Война убила большую часть достойного народа. Они жили в городах, на которые упали бомбы. Фермеры и ополченцы оказались единственными выжившими. И теперь фермеры, так долго ждавшие этого шанса «ставили их обратно на свои места». Некоторые из нас жили на холмах. На нас охотились, нас преследовали, но мы были свободны.
Когда я набирал у родника воду для утреннего кофе, ко мне подошел мой сын Эл. Он спросил, когда мы сможем идти домой. Он устал от жизни в вонючей пещере. Он скучает по Джеми, сыну белой пары, жившей по соседству от нас в Сент-Луисе. В свои пять он слишком мал, чтобы понять, что ребенок был убит на войне. И чтобы понять меня, если бы я стал объяснять ему, что отец Джеми был одним из тех ополченцев, кто загнал нас на эти холмы. Он не понял бы, и я боялся пытаться объяснять ему это. Потому что я сам ничего не понимал.
Во время утренней охоты встретил человека. У него был один лишний кролик, которого он отдал мне, за что я был ему благодарен. Сказал, что его зовут Дункан Икс, и он собирает людей для освободительного рейда на Бутил. Много наших работает там, сказал он. Освободим их. Я сказал ему, что был бы рад помочь, но у меня семья. Четверо детей, старшей дочери пятнадцать, и нет жены. Он посмотрел на меня, как если бы я был монстром и предателем, а затем побрел прочь через лес. Он был одет в старый армейский камуфляж. Я скоро потерял его из виду, но еще долго слышал его пение.
«Кто это там в черном?
Дайте моим людям идти,
Лицемеры должны вернуться прочь
Дайте моим людям идти»
Что я мог сделать? Я ненавидел сложившееся положение вещей так же сильно, как и он, но у меня были дети, о которых надо было заботиться. Я устал от стрельбы, пожаров и смертей. Мы все американцы. Не так ли? Почему мы друг друга так ненавидим? Мы изменили нашу нацию.
После того, как бродяга ушел, я поднялся к своему секретному месту, где я молился. Это было уединенное, ветреное место, давным-давно выжженное дотла. Я обычно чувствовал здесь себя близким богу, но не сегодня. Строки из анекдота, однажды услышанного из разговора двух белых, всплыли у меня в мозгу. Негр повис на скале и не мог взобраться наверх без посторонней помощи. Он воззвал к богу за помощью, и услышал, что он должен верить и отпустить руки, и он будет спасен. Когда он упал, голос с небес сказал: «Ах, ненавижу негров!». Иногда мне в голову приходят сомнения, что он ненавидит только одну из рас. Он заставляет нас сражаться снова и снова. Вечно, мне кажется.

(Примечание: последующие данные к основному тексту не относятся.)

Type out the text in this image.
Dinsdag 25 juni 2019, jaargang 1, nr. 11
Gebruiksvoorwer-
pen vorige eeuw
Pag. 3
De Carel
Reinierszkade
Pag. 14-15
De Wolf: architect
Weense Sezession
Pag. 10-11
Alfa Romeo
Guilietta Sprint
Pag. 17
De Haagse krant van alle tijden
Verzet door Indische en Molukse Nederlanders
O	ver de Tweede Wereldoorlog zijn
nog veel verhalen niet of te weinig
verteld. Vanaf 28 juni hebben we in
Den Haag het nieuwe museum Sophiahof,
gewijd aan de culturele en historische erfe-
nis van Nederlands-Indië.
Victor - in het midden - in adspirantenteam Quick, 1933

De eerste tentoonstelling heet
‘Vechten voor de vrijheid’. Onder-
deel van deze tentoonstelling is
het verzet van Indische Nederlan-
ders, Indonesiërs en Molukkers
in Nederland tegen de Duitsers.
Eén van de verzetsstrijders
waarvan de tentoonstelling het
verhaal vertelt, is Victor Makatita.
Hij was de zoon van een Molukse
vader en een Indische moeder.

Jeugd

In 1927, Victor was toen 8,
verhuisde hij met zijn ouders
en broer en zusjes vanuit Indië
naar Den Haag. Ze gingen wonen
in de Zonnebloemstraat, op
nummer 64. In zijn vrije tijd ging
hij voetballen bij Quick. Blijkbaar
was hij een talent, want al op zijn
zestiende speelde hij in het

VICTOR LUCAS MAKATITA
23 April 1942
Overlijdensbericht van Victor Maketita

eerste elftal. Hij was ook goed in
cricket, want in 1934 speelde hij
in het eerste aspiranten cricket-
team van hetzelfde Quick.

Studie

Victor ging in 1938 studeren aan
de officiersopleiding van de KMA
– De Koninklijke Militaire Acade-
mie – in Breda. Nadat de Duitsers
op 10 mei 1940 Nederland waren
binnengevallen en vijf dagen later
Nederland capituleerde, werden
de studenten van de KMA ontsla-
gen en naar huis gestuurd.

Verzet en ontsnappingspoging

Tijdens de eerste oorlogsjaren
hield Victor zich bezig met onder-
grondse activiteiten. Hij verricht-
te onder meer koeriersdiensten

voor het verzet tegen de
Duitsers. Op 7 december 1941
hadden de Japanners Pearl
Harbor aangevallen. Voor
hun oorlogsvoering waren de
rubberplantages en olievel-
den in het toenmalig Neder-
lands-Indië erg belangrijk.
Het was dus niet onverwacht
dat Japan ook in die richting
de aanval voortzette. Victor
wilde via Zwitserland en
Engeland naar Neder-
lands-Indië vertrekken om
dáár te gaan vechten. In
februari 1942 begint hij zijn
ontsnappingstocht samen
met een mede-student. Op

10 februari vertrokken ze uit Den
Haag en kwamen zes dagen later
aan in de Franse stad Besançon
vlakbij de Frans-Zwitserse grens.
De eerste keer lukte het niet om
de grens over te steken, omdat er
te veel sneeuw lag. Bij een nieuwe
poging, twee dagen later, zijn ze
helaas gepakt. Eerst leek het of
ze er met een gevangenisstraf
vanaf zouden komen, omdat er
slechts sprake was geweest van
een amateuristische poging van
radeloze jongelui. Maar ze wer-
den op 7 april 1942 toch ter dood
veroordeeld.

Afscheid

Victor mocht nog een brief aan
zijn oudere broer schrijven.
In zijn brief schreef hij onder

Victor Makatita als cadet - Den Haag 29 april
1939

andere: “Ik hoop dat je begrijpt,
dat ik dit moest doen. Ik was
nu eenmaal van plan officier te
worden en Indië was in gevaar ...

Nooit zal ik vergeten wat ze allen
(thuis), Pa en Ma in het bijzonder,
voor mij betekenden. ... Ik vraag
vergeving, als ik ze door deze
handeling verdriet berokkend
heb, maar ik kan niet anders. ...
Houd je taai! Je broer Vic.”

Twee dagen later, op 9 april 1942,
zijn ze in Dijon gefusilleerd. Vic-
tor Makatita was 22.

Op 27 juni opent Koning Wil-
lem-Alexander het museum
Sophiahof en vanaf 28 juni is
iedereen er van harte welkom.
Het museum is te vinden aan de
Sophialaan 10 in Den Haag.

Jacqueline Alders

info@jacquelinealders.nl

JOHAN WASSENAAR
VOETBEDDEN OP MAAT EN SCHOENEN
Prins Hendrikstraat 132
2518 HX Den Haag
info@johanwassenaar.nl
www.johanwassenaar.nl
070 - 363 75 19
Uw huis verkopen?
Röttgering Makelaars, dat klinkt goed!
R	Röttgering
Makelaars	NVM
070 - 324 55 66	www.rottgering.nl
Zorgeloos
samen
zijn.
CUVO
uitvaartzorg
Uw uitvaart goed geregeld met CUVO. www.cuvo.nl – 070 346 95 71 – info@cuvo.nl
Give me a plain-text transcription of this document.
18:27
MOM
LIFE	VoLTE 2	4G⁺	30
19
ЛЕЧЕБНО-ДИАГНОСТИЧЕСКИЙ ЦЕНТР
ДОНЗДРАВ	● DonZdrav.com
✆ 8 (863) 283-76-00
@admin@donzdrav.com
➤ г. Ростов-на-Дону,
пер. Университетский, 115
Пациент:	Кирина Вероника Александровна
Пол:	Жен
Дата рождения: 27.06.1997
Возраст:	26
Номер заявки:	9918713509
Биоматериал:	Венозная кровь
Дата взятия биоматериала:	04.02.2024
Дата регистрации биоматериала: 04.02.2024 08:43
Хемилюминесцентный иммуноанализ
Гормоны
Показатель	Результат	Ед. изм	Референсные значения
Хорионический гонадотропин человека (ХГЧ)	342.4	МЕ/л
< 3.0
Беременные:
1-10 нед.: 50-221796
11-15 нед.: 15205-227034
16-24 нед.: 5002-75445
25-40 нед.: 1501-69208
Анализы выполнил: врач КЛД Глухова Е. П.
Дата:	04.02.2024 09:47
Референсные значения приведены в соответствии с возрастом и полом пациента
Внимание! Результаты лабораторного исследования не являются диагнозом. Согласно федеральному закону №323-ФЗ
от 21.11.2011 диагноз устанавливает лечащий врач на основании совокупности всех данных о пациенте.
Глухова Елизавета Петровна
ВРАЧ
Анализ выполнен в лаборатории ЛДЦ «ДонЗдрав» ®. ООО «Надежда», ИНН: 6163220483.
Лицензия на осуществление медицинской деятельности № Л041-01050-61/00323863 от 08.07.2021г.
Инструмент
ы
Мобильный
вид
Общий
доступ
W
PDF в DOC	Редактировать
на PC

Охотники пришли, когда мы с детьми ели ленч. Собаки были слышны, пока они были еще достаточно далеко. Я отослал детей по следу, который мы оставили, когда пришли в первый раз, а сам взял винтовку и стал смотреть, что будет дальше. Из подлеска я наблюдал за тем, как дюжина мужчин с ищейками вышли на просеку, где я разговаривал с Дунканом Икс. Они охотились за ним, но, судя по поведению собак, они знали, что тут было двое человек. Они пытались решить, по какому следу идти. Я прицелился их лидеру в грудь, и молился, чтобы они не заставили меня стрелять. Похоже, Господь услышал меня. Они пошли по следу Дункана. Я вздохнул с облегчением, но чувствовал себя более виноватым, чем когда-либо еще. Я надеялся, что он сможет убежать от своры.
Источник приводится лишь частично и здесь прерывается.